Few civil rights documents have been cited more often by more people with differing points of view than the Rev. Martin Luther King Jr.’s “I Have a Dream” speech, delivered Aug. 28, 1963, at the Lincoln Memorial in Washington.

Defenders of individual rights—those who believe in colorblind government and personal merit—frequently cite the line, “I have a dream that my four little children will one day live in a nation where they will not be judged by the color of their skin but by the content of their character.”

Defenders of race preferences cite other parts of the speech, reflecting a different side of Dr. King.

“In a sense we’ve come to our nation’s capital to cash a check,” he said. “When the architects of our republic wrote the magnificent words of the Constitution and the Declaration of Independence, they were signing a promissory note to which every American was to fall heir.

“ . . . It is obvious today,” King said, “that America has defaulted on this promissory note, insofar as her citizens of color are concerned. Instead of honoring this sacred obligation, America has given the Negro people a bad check, a check which has come back marked ‘insufficient funds.’ ”

Dr. King emphasized “the fierce urgency of Now” and rejected “the tranquilizing drug of gradualism.” Clearly, some interpreters argue, King would support “benign” discrimination, such as race preferences, to right past wrongs.

Who is correct?

Did Dr. King seek an America where each individual would be judged on his or her own merit, or was he ostensibly a political figure, seeking government intervention to achieve some notion of racial “justice”?

Because he was assassinated in 1968, it’s impossible to know what King’s positions on race and liberty might be today. Based on his philosophy at the time, however, there is every reason to believe that King, like his associate Jesse Jackson, would have embraced massive government intervention, including preferences, for blacks.

The “Dream” speech was short on specifics, but in a book published the following year, Why We Can’t Wait, King advocated “compensatory or preferential treatment” for past discrimination against blacks. He also proposed a “Bill of Rights for the Disadvantaged” that would offer government benefits to minorities and “the forgotten white poor.”
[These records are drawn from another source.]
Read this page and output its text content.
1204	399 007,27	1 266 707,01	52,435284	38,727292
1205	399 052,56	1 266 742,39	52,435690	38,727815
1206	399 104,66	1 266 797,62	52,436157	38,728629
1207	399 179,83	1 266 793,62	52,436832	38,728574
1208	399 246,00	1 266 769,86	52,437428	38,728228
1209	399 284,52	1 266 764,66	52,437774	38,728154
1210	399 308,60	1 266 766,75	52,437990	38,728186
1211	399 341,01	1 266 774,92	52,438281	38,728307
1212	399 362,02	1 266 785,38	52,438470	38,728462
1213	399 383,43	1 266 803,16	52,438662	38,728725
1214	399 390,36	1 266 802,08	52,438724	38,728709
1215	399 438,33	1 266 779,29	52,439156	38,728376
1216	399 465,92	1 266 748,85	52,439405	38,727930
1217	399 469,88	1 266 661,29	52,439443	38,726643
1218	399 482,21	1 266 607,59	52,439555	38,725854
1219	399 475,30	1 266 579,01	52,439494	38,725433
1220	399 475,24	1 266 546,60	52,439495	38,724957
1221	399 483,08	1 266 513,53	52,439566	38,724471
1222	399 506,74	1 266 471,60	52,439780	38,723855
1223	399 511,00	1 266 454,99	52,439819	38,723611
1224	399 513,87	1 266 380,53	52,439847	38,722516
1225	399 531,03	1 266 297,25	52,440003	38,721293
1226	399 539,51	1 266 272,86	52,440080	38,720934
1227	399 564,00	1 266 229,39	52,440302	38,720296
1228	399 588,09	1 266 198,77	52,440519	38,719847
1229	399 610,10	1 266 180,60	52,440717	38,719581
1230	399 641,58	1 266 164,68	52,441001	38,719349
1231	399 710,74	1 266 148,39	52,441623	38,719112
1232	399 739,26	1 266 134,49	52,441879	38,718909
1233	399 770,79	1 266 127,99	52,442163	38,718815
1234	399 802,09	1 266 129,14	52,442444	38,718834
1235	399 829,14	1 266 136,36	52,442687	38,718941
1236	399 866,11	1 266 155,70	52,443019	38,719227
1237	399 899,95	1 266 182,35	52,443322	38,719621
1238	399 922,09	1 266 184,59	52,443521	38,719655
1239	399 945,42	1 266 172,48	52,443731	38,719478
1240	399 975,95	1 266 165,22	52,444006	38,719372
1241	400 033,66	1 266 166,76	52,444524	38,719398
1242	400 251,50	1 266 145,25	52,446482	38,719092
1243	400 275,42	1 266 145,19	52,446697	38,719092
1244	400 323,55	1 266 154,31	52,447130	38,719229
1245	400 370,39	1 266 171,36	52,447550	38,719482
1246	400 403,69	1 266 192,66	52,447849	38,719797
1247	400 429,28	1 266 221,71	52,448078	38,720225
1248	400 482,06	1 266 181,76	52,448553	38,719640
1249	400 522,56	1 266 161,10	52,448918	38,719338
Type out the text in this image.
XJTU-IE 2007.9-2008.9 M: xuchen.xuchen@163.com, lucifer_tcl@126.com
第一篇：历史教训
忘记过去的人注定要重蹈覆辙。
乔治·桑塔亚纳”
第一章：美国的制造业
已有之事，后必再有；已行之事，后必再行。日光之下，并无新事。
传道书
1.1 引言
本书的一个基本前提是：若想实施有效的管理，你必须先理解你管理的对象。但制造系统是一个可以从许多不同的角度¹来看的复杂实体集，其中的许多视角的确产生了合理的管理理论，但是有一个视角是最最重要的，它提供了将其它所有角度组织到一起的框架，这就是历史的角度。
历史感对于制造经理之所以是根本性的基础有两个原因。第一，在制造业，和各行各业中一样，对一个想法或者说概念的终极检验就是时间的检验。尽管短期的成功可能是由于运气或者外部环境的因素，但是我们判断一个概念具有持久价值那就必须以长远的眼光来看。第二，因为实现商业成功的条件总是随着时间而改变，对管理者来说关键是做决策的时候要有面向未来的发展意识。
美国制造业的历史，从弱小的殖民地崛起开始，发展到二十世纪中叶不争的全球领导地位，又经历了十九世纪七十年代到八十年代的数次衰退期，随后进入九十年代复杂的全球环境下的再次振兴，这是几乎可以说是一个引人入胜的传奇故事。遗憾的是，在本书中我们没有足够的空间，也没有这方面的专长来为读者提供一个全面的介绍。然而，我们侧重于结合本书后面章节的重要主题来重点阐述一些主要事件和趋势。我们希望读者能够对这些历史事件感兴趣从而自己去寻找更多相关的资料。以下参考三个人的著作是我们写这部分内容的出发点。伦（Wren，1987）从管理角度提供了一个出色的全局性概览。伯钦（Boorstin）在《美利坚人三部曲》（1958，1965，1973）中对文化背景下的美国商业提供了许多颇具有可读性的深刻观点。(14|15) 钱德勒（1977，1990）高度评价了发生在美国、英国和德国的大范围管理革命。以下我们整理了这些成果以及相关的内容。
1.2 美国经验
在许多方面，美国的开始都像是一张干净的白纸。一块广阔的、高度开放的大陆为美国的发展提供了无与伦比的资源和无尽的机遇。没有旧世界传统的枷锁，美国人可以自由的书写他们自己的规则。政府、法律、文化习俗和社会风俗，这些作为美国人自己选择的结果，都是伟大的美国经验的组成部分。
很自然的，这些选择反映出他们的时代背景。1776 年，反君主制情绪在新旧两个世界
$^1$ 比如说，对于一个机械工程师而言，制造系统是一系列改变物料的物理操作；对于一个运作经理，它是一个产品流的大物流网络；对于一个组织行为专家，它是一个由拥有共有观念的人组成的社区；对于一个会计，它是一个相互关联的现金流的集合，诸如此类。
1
These policy demands, to be fair, were a means and not an end. His dream was a world that looked beyond the group distinction of race and into “the content of (individual) character.” Thus, in 1968, King would oppose a “diversity liberalism” that makes a fetish of skin color.

Today’s liberals cannot have it both ways, embracing the means but not the dream. If diversity is the end, meaning certain percentages of certain types of individuals—whites, blacks, Latinos, Asians—carefully dispersed throughout society, there is no limit to racial and ethnic engineering. Skin color and ethnicity become commodities traded in the marketplace of “diversity.”

Martin Luther King Jr. was a social democrat who favored a large government role in society. Yet King the speechmaker understood that the large national audience he addressed opposed his politics but was open to a reversal of Jim Crow.

In reaching that audience, Dr. King carefully chose words that resonated with Americans across the political spectrum, words that rang true to the “American dream” as embodied in the Declaration of Independence.

On that narrow score, Dr. Martin Luther King Jr.’s “Dream” speech offered something for everyone: defenders of individual rights and the racially aggrieved alike. That is why his words entered the American canon of speech and why Americans today continue to celebrate them.